Huawei lawyers wrap up arguments in Canadian court: “ Lawyers for the Canadian government asked a judge to keep Huawei CFO Meng Wanzhou’s extradition case to the United States ‘on the straight and narrow’ and described the evidence presented by the defense as inadmissible,” Reuters’s Moira Warburton and Tessa Vikander report.

“The hearing is expected to wrap up [today]. Meng’s extradition case is scheduled to finish in April 2021.”

Pocket change

Major firms commit to share government diversity data.

The move comes after many companies pledged to do more for racial justice: “New York City Comptroller Scott Stringer, who advises the city’s public retirement funds, said Monday that 34 companies — some of which had refused to release the same reports as recently as last year — would disclose their full data by March 2021,” Jena McGregor reports.

“BlackRock’s report shows that in 2019, four of its 103 executive or senior-level employees (3.9 percent) were Black. BlackRock said in a statement that the firm has ‘made strides’ but ‘we acknowledge significant work remains ahead to realize sustainable change, and the disclosure of our EEO-1 data is an important step towards greater transparency and accountability.’ Target’s release, meanwhile, showed that 40 of its 777 executive or senior-level employees were Black (5.1 percent) and 50 were Hispanic or Latino (6.4 percent). In a statement, Target called being more transparent about their data ‘the next step in our journey to build an organization that is more diverse, equitable and inclusive.’”
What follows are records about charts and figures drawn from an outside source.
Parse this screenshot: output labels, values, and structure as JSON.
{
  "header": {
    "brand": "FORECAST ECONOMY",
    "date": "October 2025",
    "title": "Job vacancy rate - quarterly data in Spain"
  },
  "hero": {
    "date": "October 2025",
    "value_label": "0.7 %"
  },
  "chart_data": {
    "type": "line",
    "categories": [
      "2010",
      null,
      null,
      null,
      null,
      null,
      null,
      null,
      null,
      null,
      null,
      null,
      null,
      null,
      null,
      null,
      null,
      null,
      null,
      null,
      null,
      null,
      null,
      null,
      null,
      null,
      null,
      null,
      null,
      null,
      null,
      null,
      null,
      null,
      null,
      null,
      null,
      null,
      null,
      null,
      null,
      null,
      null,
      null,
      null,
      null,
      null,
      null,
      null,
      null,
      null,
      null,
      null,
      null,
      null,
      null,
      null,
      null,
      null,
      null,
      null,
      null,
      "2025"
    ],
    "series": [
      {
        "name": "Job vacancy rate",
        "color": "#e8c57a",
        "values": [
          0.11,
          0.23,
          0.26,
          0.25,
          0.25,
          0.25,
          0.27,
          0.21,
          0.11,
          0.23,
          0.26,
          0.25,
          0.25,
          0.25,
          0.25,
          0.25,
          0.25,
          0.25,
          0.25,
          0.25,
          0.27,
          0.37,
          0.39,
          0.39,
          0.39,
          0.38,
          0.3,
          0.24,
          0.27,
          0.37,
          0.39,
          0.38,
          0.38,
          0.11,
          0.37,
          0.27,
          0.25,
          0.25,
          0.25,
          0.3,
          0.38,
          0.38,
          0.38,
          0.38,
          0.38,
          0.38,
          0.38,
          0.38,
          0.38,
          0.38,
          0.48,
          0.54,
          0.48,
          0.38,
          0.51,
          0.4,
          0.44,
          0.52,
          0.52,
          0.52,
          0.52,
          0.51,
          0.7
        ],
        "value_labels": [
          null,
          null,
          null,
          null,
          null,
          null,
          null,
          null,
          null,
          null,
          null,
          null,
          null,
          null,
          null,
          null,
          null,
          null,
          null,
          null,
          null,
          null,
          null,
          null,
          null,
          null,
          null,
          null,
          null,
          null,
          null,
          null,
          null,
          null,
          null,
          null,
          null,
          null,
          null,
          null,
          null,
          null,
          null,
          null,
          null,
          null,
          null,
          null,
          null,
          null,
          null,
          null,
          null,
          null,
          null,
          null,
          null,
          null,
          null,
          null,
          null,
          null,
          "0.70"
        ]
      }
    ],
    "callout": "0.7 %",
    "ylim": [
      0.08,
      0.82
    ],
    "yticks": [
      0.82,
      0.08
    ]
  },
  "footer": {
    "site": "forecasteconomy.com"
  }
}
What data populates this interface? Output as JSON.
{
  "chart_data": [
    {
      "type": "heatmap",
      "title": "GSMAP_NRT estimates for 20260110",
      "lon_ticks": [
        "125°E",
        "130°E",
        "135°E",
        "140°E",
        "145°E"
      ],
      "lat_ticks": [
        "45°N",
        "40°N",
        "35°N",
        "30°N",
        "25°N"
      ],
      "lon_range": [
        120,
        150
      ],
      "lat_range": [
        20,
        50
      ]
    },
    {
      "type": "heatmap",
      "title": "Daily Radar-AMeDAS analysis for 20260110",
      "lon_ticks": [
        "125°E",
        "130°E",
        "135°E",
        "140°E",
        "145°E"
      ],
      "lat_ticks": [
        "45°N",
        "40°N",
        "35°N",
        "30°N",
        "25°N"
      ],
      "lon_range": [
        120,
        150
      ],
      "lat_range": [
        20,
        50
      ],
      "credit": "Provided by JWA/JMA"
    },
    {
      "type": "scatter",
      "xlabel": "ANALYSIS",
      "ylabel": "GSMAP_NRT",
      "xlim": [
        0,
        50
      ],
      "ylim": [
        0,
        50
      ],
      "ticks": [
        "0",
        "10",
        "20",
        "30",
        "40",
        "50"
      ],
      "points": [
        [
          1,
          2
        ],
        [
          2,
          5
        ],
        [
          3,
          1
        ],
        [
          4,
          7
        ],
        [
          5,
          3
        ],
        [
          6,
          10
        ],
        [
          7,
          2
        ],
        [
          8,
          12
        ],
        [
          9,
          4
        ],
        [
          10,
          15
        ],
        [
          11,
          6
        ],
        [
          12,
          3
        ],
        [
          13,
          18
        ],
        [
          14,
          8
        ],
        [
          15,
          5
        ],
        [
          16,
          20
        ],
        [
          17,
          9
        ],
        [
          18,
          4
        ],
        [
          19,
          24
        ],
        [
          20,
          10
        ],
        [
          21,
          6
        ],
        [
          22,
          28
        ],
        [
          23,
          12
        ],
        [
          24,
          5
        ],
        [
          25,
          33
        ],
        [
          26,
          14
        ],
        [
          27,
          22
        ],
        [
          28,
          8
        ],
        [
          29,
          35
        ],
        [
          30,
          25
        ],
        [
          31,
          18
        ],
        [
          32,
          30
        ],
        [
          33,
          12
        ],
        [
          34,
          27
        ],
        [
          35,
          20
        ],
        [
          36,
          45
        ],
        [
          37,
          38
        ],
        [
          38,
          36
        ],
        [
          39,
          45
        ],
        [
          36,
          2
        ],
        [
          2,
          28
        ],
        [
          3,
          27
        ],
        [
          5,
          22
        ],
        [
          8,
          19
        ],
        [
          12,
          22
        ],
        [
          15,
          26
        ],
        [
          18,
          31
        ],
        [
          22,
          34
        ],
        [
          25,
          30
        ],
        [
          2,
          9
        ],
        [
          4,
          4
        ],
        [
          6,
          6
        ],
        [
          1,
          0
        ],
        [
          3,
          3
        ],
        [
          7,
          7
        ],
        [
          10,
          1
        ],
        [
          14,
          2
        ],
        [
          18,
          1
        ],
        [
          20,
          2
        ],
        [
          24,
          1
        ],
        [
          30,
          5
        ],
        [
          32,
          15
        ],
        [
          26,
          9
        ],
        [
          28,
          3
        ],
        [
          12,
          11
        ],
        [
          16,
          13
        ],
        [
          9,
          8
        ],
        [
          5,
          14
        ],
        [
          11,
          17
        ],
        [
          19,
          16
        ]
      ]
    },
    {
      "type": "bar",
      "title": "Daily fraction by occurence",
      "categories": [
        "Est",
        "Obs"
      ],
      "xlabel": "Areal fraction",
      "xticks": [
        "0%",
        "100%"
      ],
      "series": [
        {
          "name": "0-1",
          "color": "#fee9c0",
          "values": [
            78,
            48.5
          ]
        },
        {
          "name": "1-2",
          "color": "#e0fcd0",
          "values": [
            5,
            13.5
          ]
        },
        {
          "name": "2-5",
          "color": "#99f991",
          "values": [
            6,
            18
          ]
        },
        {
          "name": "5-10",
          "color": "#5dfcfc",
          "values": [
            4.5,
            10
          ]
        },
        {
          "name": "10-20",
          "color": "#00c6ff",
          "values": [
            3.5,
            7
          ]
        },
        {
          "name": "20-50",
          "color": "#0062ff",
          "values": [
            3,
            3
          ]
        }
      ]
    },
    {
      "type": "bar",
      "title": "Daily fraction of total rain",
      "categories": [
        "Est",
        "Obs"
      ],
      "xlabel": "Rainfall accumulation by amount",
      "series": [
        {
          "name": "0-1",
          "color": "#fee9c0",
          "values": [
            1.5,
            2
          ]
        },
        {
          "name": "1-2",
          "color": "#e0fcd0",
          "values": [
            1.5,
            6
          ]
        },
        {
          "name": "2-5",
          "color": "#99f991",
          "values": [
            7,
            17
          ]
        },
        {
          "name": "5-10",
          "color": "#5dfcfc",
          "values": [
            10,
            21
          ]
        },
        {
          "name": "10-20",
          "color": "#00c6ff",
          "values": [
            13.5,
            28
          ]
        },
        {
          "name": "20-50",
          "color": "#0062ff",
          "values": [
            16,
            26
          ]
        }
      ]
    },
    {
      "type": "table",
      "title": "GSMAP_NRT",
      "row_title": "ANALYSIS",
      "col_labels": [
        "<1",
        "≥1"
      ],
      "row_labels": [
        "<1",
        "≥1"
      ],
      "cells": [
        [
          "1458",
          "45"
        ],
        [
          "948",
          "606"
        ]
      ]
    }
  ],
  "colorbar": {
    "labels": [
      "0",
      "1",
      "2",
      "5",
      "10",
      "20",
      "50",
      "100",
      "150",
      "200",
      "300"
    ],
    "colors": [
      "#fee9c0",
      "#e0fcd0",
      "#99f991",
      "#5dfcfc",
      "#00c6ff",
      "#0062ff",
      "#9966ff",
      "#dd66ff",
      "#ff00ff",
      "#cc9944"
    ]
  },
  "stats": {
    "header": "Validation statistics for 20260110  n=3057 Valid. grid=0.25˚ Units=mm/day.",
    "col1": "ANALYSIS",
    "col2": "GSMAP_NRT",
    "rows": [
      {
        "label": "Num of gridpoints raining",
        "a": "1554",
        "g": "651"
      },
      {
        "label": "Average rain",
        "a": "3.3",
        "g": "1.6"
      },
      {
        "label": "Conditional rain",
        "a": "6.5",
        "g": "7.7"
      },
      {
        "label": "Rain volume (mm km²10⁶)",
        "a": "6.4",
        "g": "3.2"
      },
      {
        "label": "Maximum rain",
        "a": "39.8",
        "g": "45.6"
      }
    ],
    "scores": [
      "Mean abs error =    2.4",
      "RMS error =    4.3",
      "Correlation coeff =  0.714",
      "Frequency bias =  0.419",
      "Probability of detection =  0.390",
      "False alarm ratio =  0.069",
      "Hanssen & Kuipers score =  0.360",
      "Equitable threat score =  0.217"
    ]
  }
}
JPMorgan Chase to pay $920 million to resolve illegal trading cases: “The settlement, the largest ever imposed for this type of fraudulent activity, known as spoofing, resolves investigations by the Justice Department, the Securities and Exchange Commission and the Commodity Futures Trading Commission, according to statements from the government agencies,” Hamza Shaban reports.

“For years, JPMorgan traders initiated orders to buy or sell precious metals, Treasury notes and Treasury futures only to quickly cancel the trades before they were executed. The illegal practice sends a false signal to other market players, prompting price changes that the spoofers can then exploit. According to the CFTC, traders at JPMorgan, in many instances, were successful in causing artificial price changes that were favorable to them.”

Oil traders doubt OPEC will boost output as planned in 2021: “OPEC is unlikely to increase oil output as planned from January next year as it could mean adding more downside pressure to the already bearish and weak market, top traders said,” Reuters’s Dmitry Zhdannikov and Julia Payne report.

“OPEC is due to taper their production cuts by 2 million barrels per day in January. OPEC and other major oil producers announced record oil cuts in March this year as fuel demand collapsed with half the world in some form of lockdown to stop the spread of covid-19.”

Daybook

  • The Labor Department reports the latest weekly jobless claims
  • PepsiCo, Bed Bath & Beyond and Conagra Brands are among the notable companies reporting their earnings.
  • The Labor Department releases the monthly jobs report, the last before Election Day.